2011 Ford Mustang: A revised 2011 Mustang delivers added overall sophistication and sweeping changes beneath the hood. Mustang’s V-6 has 90 more horsepower and 40 additional pound-feet of torque than the outgoing one, with EPA-estimated fuel economy at 19/31 mpg. The new V-8 beats the old by a whopping 97 horsepower and 75 pound-feet and is rated at 18/25. It revives the 5.0-liter displacement made famous by 1980s Mustangs. Both engines trade five-speed manual and automatic transmissions for more efficient six-speed units. What’s more a revised Shelby GT500 model packs a 550 horsepower V-8 that comes mated only to a six-speed manual transmission, though it’s rated at a mere 15/23. Base prices start at $22,995 with the V-6, $30,495 with the V-8, and $49,495 for the Shelby.   

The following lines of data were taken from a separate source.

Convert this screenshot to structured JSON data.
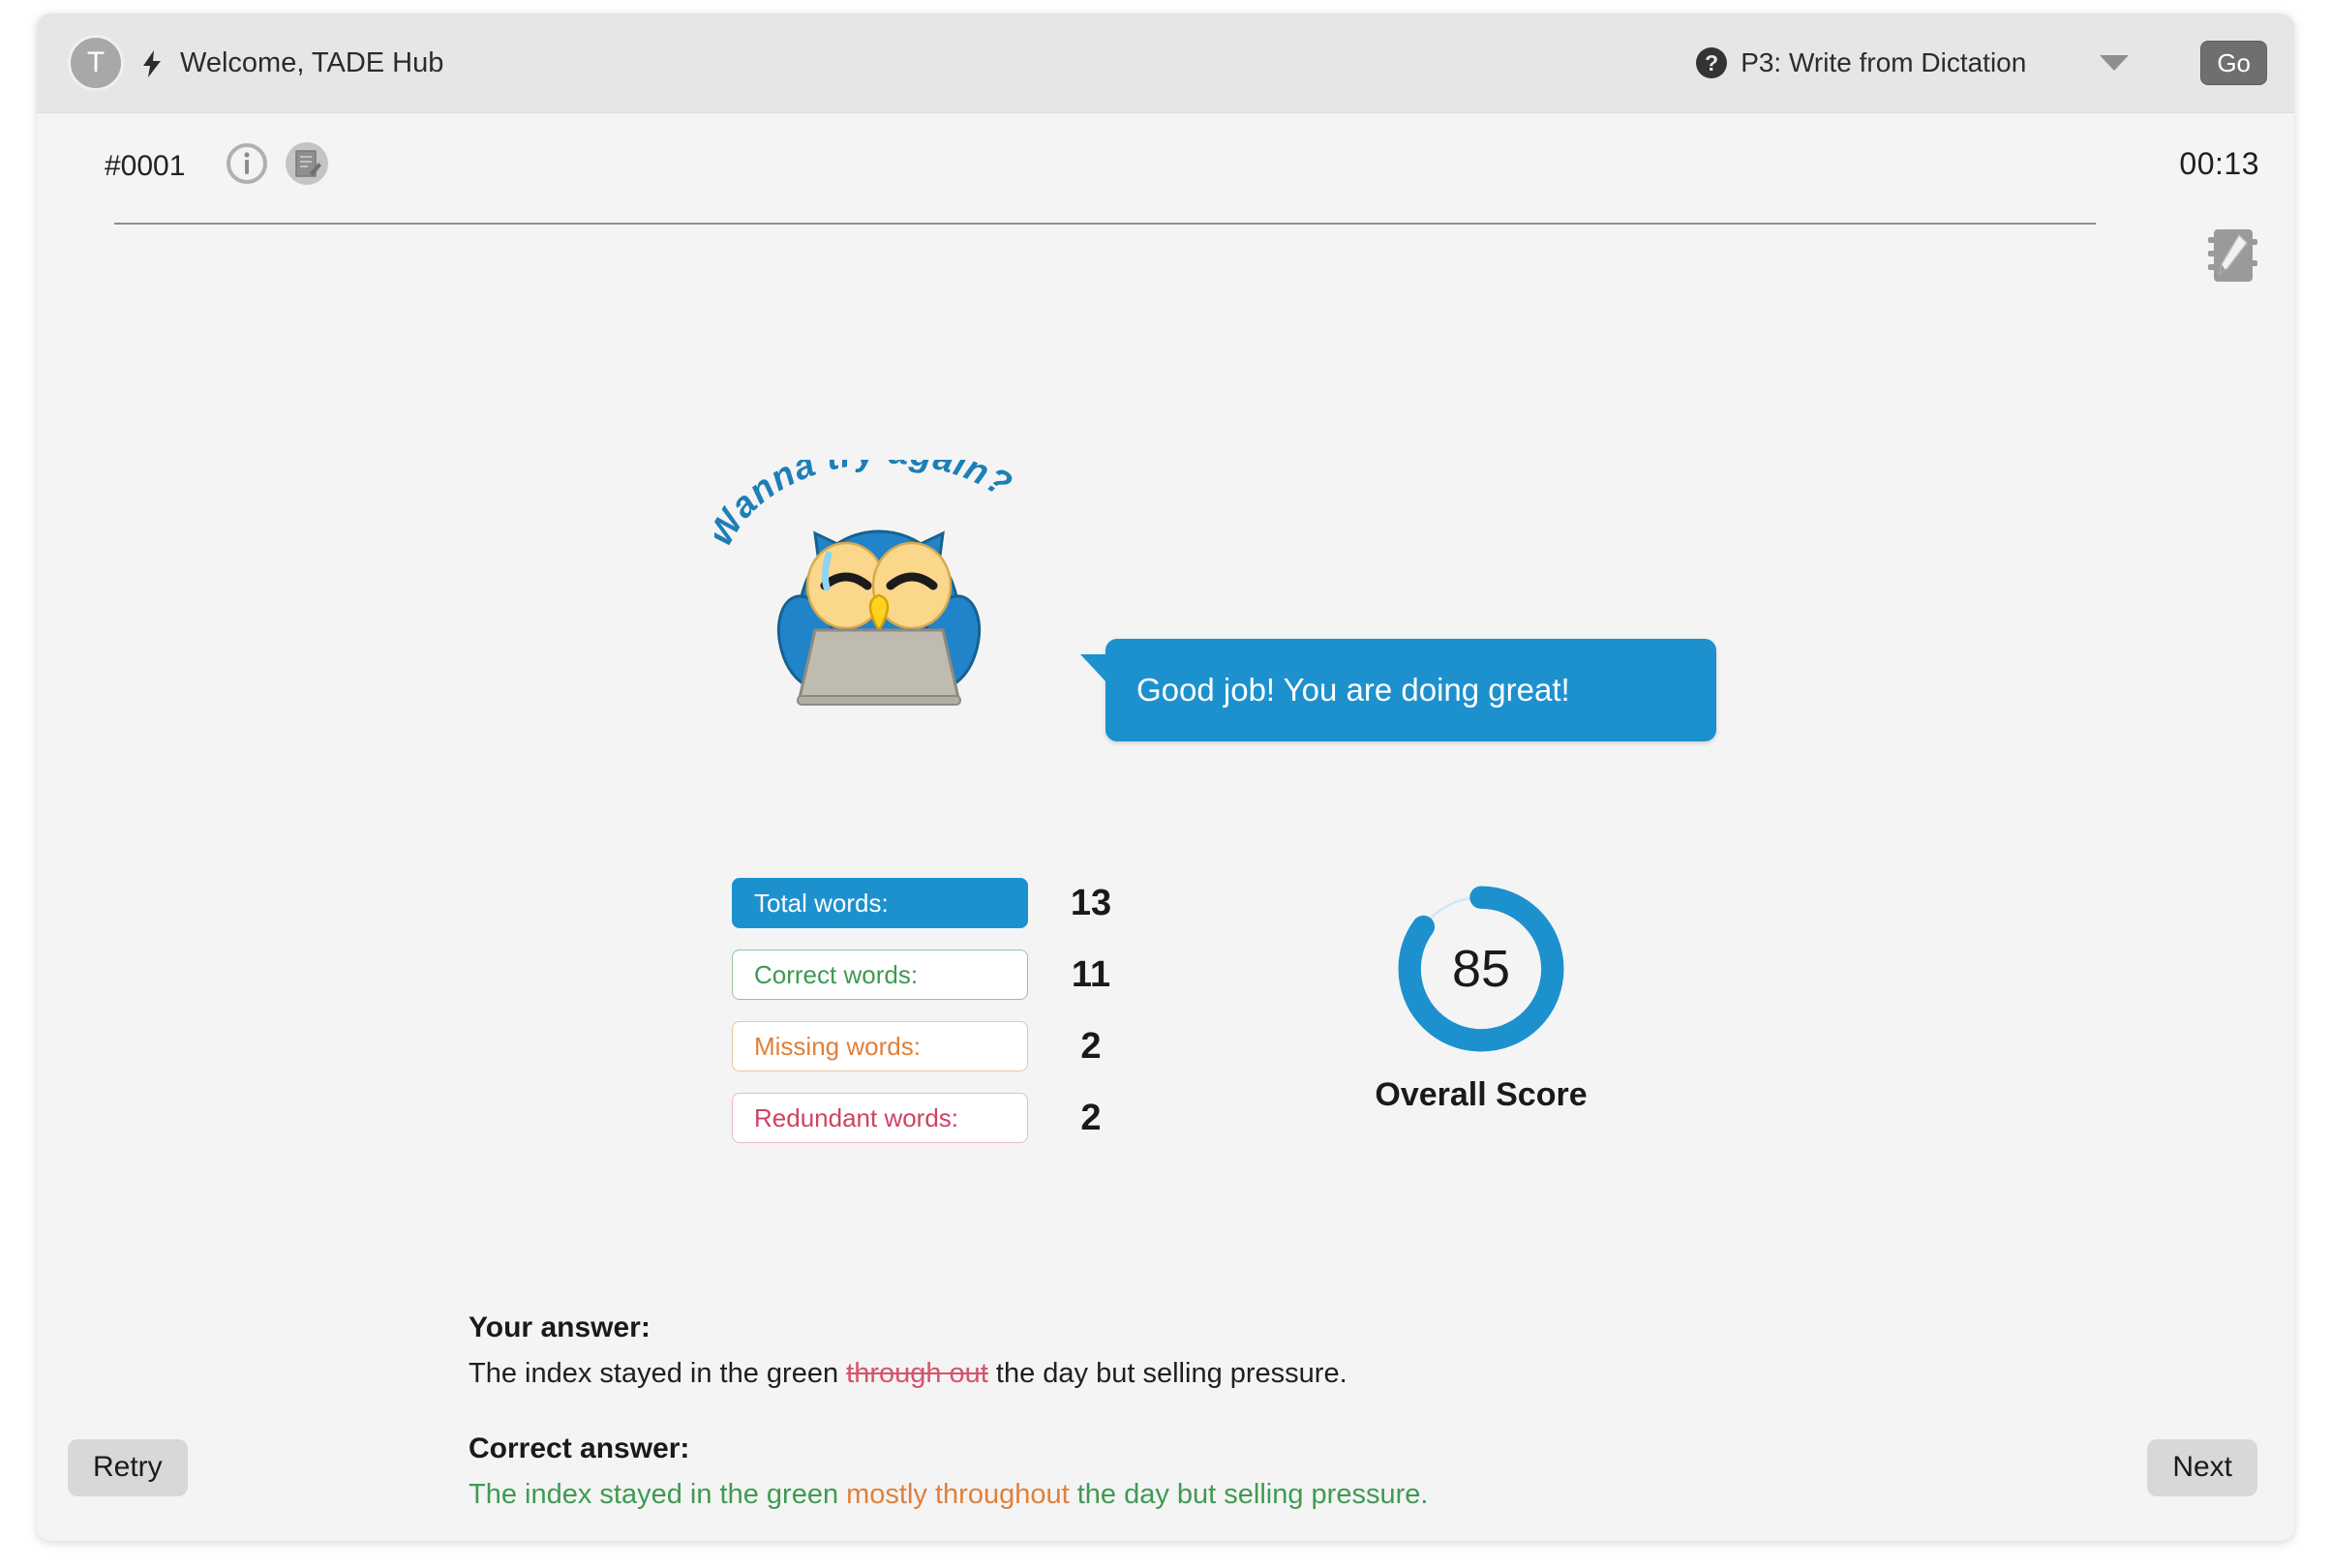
{
  "header": {
    "avatar_initial": "T",
    "bolt_icon": "lightning-bolt-icon",
    "welcome_text": "Welcome, TADE Hub",
    "help_icon": "question-mark-icon",
    "task_selected": "P3: Write from Dictation",
    "dropdown_icon": "chevron-down-icon",
    "go_label": "Go"
  },
  "toolbar": {
    "item_number": "#0001",
    "info_icon": "info-icon",
    "note_icon": "note-edit-icon",
    "timer": "00:13",
    "notebook_icon": "notebook-pencil-icon"
  },
  "mascot": {
    "headline": "Wanna try again?",
    "bubble_text": "Good job! You are doing great!",
    "owl_icon": "owl-with-laptop-icon"
  },
  "stats": [
    {
      "label": "Total words:",
      "value": "13",
      "style": "total"
    },
    {
      "label": "Correct words:",
      "value": "11",
      "style": "correct"
    },
    {
      "label": "Missing words:",
      "value": "2",
      "style": "missing"
    },
    {
      "label": "Redundant words:",
      "value": "2",
      "style": "redundant"
    }
  ],
  "score": {
    "value": "85",
    "label": "Overall Score",
    "percent": 85,
    "ring_color": "#1d91ce",
    "track_color": "#cfe6f4"
  },
  "answers": {
    "your_answer_heading": "Your answer:",
    "your_answer_part1": "The index stayed in the green ",
    "your_answer_strike": "through out",
    "your_answer_part2": " the day but selling pressure.",
    "correct_answer_heading": "Correct answer:",
    "correct_part1": "The index stayed in the green ",
    "correct_missing": "mostly throughout",
    "correct_part2": " the day but selling pressure."
  },
  "footer": {
    "retry_label": "Retry",
    "next_label": "Next"
  },
  "colors": {
    "accent_blue": "#1d91ce",
    "green": "#3f9a52",
    "orange": "#e0803a",
    "red": "#cf4263"
  }
}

2011 Hyundai Genesis Coupe: Challenger, Camaro, and Mustang have an appeal defined in large measure by big-cube power hooked to good-old rear-wheel drive. Coupe versions of the Nissan Altima and even the Honda Accord are arguably more rational purchases, but they’re front-wheel drive and don’t offer V-8s. For an affordable rear-drive alternative, we’ll site this stylish little two-door from South Korea. No retro styling here. And powertrains are a turbocharged four-cylinder that’s quick only with manual transmission and a V-6 whose 306 horses easily propel this car’s 3,400 pounds. Smaller inside and out than the domestic pony cars, the Genesis Coupe is agile but can be hard-riding. Four cylinder models start at $23,050 and are rated at 21/30 mpg, V-6 versions are base priced from $27,550 and top out at 17/27. The Genesis Coupe was introduced for model-year 2010 and won’t change significantly for several years.